TwinsAndTiramisu · 12/03/2023 14:16

coffeecupsandwaxmelts · 12/03/2023 14:15

I'm not denying that, but he's still only there because he's got to work to support six people. It's not like he's buggered off somewhere to lie on the beach all day.

It doesn't need to a competition about who has it worse - yes, it's tiring to look after four young children on your own, but it's also tough to know you're the sole breadwinner and that you have five dependents relying on you for absolutely everything.

They both need to compromise when it comes to these Sundays - whether that means they both get a half day to themselves, or OP has to go out to get her downtime is up to them, really.

This.

DojaPhat · 12/03/2023 14:19

To be fair even if the OP's husband pulled his weight at home it would still be nigh on impossible to have a lazy Sunday infront of the TV with 4 kids around. But you do need a break OP, carrying the mental load must be crushing.

FriedasCarLoad · 12/03/2023 14:20

Given today has turned into just a half-day (at best), maybe he can also take them out for a full day next week. And then he's got plenty of time to plan what to do.

Swiftswatch · 12/03/2023 14:20

The poor dote is only a man, he can’t be expected to have 4 of his own kids for more than a few hours!

Popatop · 12/03/2023 14:21

My other half hasn’t ever taken all 4 out at once. “It’s too much” or “doesn’t want to” - it absolutely sucks. Try your hardest to push for it. Make it clear you haven’t had your day so next Saturday is now your day. The only way I get a break is to demand it and go sit in a coffee shop or something. It’s so unfair!

Msmossy · 12/03/2023 14:24

I'm guessing if you left for the day you would come back to a complete mess, nothing organised for the week ahead and children that have been staring at screens for too long? If you were home alone you'd probably have time to give the house a clean, prep for the week and then actually sit and relax for a while.
Yes, he should be able to take them out for a few hours.

LuAb76 · 12/03/2023 14:25

coffeecupsandwaxmelts · 12/03/2023 14:15

I'm not denying that, but he's still only there because he's got to work to support six people. It's not like he's buggered off somewhere to lie on the beach all day.

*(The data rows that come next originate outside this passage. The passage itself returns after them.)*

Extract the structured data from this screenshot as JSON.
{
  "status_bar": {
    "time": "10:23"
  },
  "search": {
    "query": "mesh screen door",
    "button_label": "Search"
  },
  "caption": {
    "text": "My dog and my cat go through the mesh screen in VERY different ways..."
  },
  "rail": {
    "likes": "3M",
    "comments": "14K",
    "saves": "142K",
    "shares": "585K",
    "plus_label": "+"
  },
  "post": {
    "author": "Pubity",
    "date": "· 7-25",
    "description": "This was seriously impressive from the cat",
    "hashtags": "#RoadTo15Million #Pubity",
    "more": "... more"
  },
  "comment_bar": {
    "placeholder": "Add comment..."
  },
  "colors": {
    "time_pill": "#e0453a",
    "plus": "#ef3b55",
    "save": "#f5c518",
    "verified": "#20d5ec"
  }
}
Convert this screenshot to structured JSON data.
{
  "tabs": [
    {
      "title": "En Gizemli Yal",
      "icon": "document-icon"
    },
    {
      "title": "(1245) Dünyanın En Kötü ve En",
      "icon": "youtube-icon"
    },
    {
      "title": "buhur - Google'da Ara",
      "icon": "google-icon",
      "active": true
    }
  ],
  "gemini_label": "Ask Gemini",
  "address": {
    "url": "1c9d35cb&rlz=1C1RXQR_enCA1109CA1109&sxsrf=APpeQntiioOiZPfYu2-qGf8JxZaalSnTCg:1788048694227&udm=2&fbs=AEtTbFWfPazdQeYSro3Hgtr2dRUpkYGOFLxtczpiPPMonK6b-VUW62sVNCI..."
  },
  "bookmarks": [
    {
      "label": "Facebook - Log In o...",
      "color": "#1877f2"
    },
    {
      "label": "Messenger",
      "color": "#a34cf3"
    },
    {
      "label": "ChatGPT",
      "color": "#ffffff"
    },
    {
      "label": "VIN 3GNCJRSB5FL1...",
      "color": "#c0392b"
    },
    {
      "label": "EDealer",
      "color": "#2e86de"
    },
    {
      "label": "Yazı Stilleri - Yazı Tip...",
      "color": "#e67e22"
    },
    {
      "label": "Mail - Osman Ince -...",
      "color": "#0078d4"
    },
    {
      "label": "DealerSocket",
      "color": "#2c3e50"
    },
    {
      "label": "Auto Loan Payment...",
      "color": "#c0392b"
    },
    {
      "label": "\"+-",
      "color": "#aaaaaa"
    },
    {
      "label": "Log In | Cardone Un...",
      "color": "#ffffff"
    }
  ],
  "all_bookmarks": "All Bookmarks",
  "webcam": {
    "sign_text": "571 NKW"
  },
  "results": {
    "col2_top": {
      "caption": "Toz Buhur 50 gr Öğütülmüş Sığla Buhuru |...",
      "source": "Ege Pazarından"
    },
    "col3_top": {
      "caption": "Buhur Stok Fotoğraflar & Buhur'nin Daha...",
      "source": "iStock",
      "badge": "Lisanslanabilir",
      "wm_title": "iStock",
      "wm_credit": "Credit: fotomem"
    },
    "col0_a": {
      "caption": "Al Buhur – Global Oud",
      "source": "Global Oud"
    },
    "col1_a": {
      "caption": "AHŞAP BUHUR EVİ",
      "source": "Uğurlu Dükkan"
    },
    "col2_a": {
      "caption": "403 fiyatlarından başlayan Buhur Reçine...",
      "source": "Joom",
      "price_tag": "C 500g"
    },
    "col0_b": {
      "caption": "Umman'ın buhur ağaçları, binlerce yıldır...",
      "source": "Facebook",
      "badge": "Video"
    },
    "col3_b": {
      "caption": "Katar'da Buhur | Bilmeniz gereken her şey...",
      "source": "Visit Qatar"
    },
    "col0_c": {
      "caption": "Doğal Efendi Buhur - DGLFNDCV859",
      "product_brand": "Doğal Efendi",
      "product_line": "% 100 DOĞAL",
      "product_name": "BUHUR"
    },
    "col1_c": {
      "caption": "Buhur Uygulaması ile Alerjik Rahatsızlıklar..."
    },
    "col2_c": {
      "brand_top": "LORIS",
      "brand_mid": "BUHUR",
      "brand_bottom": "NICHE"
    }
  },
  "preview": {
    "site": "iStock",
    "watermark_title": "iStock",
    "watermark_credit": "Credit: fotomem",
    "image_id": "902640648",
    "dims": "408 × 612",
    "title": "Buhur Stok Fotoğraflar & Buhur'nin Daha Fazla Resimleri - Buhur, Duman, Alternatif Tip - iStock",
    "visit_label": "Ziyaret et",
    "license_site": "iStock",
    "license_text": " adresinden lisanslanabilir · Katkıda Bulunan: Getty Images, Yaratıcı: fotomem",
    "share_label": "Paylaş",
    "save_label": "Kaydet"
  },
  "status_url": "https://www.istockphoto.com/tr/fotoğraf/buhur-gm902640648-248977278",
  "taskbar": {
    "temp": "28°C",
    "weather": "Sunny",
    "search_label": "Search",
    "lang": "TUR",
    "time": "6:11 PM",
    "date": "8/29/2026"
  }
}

It doesn't need to a competition about who has it worse - yes, it's tiring to look after four young children on your own, but it's also tough to know you're the sole breadwinner and that you have five dependents relying on you for absolutely everything.

They both need to compromise when it comes to these Sundays - whether that means they both get a half day to themselves, or OP has to go out to get her downtime is up to them, really.

That’s why I said I agree but she doesn’t get a break from her job

GoodChat · 12/03/2023 14:26

FriedasCarLoad · 12/03/2023 14:20

Given today has turned into just a half-day (at best), maybe he can also take them out for a full day next week. And then he's got plenty of time to plan what to do.

Like he did this week and still didn't bother planning anything

Bluekerfuffle · 12/03/2023 14:26

I agree with others, it would be far easier for everyone for you to go out and leave them at home. How often are you out for most of the day trying to entertain all four at once?